Es de reiterar la calidad humana, abnegación y sapiencia de miles de maestros que a diario dan vida a las aulas. Ingenio, creatividad y cariño se conjugan en su labor cotidiana, juntamente con actualizaciones pedagógicas y recursos didácticos innovadores que son la mejor prueba de su vocación. Sin embargo, es innegable que existen todavía las recomendaciones, por parte de diputados, alcaldes u otros funcionarios para el otorgamiento de plazas a dedo. No faltan, por supuesto, las avenencias y juramentos de lealtad a dirigentes magisteriales comprometidos exclusivamente con sus conveniencias personales y con un modo de vida exento de obligaciones laborales. Este tipo de personajes se codean con autoridades del Ejecutivo y del Legislativo para negociar movilizaciones callejeras a cambio de prebendas y beneficios.

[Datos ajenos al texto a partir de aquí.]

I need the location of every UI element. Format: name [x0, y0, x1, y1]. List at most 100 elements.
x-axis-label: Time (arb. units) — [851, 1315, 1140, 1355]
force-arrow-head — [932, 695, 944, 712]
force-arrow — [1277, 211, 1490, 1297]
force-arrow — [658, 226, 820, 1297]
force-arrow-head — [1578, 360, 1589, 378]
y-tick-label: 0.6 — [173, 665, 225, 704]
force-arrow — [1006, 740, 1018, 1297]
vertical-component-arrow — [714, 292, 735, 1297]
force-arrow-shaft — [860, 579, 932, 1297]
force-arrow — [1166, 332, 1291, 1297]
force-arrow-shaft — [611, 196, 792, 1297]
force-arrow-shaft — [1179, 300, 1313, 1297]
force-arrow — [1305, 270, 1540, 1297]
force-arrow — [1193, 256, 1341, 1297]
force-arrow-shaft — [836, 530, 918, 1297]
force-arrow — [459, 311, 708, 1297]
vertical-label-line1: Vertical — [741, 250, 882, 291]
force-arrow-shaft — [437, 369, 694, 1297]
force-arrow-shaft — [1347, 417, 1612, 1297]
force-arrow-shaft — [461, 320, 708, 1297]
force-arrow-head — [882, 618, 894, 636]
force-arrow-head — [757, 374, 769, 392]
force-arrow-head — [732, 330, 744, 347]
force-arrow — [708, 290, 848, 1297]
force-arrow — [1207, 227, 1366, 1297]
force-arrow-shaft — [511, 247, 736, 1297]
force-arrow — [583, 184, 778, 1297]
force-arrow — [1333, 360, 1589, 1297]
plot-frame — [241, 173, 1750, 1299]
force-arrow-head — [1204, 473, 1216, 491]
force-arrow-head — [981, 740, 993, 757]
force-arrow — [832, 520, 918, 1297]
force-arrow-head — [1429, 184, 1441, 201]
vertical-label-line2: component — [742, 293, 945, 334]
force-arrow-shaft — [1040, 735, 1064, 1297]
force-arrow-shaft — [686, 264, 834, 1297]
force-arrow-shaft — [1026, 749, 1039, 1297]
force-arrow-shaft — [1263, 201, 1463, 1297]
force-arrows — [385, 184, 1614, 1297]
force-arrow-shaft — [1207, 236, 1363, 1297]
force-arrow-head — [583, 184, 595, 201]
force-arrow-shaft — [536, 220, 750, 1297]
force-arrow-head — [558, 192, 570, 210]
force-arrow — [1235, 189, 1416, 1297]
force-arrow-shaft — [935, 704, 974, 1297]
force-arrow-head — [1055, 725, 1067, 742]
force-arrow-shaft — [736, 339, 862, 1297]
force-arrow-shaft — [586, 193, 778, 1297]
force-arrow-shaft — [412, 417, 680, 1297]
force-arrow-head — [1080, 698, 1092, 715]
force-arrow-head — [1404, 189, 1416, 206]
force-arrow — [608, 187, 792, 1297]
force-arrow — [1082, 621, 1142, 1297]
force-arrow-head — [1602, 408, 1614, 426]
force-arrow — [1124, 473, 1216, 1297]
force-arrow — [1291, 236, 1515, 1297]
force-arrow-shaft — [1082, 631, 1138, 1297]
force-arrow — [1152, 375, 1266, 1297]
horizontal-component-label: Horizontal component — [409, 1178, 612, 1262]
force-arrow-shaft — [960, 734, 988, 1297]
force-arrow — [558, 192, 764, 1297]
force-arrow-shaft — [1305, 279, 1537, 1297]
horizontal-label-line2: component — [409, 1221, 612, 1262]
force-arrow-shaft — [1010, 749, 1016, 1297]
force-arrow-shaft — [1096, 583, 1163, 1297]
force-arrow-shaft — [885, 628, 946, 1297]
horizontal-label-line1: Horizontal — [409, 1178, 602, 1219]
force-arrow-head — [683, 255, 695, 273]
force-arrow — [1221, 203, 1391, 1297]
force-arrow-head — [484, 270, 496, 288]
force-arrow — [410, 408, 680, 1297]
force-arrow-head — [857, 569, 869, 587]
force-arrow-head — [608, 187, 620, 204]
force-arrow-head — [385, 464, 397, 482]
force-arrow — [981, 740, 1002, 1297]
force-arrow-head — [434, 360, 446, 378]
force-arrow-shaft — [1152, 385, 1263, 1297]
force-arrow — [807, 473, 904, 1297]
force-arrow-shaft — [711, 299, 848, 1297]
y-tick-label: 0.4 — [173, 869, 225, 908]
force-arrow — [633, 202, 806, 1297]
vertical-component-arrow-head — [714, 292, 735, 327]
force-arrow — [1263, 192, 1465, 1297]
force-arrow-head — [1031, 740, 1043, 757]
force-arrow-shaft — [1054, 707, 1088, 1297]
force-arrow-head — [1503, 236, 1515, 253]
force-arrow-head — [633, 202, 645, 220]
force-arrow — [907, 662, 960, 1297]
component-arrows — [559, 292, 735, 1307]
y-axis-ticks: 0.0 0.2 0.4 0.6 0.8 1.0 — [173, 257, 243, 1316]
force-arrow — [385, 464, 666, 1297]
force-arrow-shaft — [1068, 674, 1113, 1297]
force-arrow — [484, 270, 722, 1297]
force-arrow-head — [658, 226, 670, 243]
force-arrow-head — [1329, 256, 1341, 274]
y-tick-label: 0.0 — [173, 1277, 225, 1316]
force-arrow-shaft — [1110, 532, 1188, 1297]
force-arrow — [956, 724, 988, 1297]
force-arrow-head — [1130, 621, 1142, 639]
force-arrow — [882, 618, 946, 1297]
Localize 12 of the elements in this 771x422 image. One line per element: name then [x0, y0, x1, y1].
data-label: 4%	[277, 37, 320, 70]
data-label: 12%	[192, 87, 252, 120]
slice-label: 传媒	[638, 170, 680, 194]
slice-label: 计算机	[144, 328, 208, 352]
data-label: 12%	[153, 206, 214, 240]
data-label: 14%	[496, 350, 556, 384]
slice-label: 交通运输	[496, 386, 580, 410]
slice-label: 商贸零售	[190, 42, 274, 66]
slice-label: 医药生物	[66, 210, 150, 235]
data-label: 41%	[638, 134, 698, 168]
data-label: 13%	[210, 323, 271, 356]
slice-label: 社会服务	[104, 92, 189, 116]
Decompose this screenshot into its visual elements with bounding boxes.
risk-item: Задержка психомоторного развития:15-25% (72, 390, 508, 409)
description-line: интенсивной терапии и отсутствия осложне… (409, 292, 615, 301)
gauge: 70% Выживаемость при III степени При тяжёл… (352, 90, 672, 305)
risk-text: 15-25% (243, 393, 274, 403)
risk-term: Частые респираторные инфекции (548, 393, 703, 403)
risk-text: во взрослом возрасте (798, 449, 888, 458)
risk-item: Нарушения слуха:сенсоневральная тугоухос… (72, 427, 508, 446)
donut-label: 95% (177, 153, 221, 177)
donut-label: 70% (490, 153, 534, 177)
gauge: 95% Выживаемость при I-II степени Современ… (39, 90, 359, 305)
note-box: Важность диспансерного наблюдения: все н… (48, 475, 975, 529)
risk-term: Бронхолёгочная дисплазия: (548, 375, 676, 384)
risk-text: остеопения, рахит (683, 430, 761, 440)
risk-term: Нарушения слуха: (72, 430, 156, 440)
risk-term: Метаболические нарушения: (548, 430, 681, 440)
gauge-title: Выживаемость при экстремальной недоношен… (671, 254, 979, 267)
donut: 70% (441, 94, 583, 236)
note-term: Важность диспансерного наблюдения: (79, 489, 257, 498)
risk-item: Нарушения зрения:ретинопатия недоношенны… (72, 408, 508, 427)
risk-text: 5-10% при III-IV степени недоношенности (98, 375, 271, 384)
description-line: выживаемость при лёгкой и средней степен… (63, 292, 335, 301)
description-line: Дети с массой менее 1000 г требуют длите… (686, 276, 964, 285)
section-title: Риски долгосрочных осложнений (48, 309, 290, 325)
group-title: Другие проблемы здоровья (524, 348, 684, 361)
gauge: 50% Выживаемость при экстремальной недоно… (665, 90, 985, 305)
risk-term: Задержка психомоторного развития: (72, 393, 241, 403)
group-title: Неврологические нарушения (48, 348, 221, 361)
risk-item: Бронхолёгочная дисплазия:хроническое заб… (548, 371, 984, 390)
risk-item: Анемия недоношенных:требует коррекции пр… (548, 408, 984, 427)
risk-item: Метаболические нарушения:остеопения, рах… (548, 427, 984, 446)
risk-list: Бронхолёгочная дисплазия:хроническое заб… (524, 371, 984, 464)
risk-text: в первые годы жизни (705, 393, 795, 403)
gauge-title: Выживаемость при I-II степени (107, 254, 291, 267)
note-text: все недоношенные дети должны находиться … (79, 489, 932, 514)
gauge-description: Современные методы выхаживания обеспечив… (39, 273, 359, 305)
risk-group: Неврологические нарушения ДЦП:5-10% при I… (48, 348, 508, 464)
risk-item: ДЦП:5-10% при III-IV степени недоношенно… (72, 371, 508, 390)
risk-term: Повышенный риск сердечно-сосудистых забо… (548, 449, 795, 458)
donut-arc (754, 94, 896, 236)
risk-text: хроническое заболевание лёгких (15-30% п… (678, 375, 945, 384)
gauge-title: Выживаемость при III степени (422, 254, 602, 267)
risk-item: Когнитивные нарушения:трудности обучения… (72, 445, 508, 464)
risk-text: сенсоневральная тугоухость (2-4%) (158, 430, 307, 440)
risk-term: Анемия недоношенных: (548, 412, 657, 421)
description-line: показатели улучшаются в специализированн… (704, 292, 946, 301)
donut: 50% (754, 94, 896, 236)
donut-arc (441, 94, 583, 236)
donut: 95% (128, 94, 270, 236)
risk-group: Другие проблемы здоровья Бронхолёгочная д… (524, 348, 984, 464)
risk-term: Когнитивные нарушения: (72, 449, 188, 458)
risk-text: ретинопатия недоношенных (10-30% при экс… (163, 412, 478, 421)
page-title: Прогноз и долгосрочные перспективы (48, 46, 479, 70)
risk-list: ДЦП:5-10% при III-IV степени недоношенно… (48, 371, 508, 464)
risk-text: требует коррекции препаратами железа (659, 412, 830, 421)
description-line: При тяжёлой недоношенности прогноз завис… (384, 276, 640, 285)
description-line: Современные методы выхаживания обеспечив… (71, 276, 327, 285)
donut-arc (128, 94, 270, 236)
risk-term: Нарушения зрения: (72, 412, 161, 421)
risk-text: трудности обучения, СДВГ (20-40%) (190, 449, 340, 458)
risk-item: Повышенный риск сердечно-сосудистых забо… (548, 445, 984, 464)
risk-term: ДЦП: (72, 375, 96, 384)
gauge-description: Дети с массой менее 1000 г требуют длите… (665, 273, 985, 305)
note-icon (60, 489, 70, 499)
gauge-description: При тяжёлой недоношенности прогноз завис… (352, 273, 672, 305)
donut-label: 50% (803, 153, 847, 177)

Es de esperar que el gobierno entrante logre tener la suficiente entereza ética y firmeza legal para exigir interlocutores magisteriales interesados en elevar la calidad educativa, pues solo de esa manera los concursos de oposición de plazas dejarán de ser acciones de trámite para convertirse en verdaderos candados que dejen fuera la mediocridad y el compadrazgo para poder asegurar, a mediano plazo, la esperada primavera de la educación guatemalteca.